|London Rosemary Sourdough|
Not to be daunted, I set up a new starter right after arriving in Zuerich in July. After realising that the starter was the aphrodisiac of the fruit fly I mended my cavalier leaving-the-starter-on-the-counter ways, and opted to only take it out of the fridge and feed it when I wanted to bake a loaf of bread.
The new Swiss starter seemed a happy gurgling concoction, and it made a pretty fine loaf, but it is now beginning to smell of something akin to nail polish remover. It's really just an acetone-like, unappetizing blob. Strangely, it does still seem to yield pretty fab bread results.
|Ich sehe was du nicht siehst!|
150gr starter (a little more than that won't hurt)
450-500gr flour (I like to mix it up and use various different kinds, but, of course, white bread flour works just fine.)
approx. 200ml warm water
Measure starter, flour, salt in bowl. Add water sparingly while stirring contents until it resembles a sticky ball and comes away from the sides of the bowl. Remove dough from bowl and place on a floured surface. (Have extra flour at the ready should you need more during the kneading process.)

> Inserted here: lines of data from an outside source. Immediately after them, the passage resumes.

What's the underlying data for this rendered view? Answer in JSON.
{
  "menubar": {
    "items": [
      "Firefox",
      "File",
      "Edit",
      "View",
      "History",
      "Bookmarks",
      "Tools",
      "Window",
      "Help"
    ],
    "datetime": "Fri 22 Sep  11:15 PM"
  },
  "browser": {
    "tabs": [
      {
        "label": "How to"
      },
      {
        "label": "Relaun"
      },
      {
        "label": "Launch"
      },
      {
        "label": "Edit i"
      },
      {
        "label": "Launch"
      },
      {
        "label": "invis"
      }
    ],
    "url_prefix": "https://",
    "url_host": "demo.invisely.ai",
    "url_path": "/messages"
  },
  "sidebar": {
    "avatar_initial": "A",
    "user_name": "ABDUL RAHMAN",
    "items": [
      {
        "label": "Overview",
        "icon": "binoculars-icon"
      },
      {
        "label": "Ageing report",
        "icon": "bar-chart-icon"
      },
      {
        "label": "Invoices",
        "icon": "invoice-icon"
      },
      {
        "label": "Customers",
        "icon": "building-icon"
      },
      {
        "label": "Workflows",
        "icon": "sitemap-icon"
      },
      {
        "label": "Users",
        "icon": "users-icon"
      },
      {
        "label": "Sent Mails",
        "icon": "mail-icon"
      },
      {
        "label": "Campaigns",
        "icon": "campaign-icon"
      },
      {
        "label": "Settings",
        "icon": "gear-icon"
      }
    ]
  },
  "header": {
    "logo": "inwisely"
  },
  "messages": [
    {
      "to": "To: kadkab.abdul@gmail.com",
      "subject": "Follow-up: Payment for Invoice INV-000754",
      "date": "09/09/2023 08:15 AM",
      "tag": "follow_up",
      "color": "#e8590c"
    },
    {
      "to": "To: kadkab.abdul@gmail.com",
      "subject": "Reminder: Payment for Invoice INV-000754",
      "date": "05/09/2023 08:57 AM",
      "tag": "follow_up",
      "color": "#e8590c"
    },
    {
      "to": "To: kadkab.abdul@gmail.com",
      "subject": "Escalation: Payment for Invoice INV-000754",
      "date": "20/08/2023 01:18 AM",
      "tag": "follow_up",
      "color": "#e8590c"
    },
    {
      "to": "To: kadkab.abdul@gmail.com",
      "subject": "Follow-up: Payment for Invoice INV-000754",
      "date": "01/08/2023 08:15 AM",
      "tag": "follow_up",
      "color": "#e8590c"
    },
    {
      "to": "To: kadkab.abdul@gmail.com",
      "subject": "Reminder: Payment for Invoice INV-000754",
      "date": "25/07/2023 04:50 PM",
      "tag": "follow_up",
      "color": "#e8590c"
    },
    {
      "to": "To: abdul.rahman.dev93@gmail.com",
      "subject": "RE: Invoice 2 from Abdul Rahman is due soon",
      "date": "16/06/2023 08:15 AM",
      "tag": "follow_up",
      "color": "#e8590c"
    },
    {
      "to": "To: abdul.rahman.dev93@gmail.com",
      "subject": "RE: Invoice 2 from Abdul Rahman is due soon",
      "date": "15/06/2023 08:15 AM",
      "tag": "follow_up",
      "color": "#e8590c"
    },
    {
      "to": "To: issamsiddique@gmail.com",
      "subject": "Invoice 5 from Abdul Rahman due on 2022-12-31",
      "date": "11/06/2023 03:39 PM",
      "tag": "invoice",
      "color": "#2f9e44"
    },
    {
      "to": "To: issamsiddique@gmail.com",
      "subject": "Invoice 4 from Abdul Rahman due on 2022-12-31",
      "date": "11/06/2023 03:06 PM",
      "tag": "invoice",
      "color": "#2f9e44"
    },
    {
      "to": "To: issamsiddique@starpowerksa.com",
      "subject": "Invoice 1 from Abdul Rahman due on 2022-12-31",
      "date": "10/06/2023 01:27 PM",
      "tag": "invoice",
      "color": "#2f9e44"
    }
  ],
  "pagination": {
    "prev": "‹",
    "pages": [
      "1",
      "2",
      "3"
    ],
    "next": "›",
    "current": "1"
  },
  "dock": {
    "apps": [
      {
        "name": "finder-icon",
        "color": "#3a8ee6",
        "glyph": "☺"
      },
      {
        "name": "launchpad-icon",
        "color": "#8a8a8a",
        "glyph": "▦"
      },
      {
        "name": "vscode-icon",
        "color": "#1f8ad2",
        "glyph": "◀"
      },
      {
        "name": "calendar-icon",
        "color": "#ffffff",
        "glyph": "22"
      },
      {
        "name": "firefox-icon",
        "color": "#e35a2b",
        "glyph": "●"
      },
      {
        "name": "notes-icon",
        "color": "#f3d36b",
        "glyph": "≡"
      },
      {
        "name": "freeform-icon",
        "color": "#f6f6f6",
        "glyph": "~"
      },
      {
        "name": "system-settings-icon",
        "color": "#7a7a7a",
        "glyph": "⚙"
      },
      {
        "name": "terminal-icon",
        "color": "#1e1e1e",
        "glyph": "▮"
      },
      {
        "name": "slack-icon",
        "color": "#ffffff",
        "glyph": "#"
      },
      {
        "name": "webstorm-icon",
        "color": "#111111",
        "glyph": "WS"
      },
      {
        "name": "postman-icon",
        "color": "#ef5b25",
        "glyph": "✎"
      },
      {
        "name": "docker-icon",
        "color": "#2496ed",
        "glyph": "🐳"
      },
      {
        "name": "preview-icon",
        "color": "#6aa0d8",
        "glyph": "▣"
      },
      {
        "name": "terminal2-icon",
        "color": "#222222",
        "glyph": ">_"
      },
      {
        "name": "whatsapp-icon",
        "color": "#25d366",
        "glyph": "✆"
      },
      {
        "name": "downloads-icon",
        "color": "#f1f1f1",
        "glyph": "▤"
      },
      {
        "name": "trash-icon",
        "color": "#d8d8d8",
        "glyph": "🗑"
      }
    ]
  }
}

Kneed dough for approx. 10 minutes until spongy. (Test sponginess by pressing finger into dough and watch for it to spring back into shape.) Place in covered, oiled bowl (so dough won't stick to surface) and let rise until dough has doubled. Stretch dough as if you were forming a pizza crust, then re-form into a ball, place back into covered bowl and wait for second rise. The dough should, again, approx. double in size. Both rises could take many hours, and the warmer the kitchen the better for dough rising. After the second rise place the dough on baking tray (we usually shape it into a ball again before doing this) and let rest for approx. 60 min. as it seems to prevent the base of the bread from splitting during the baking process. Slice the top of the loaf with a knife and bake at 230C (210C fan-assisted)/450F for 20 minutes, then lower the heat to 200C (180C fan-assisted)/390F and bake for 20 minutes more. Add a small tray of boiling water to the oven as you put the bread in for a shiny, brown crust.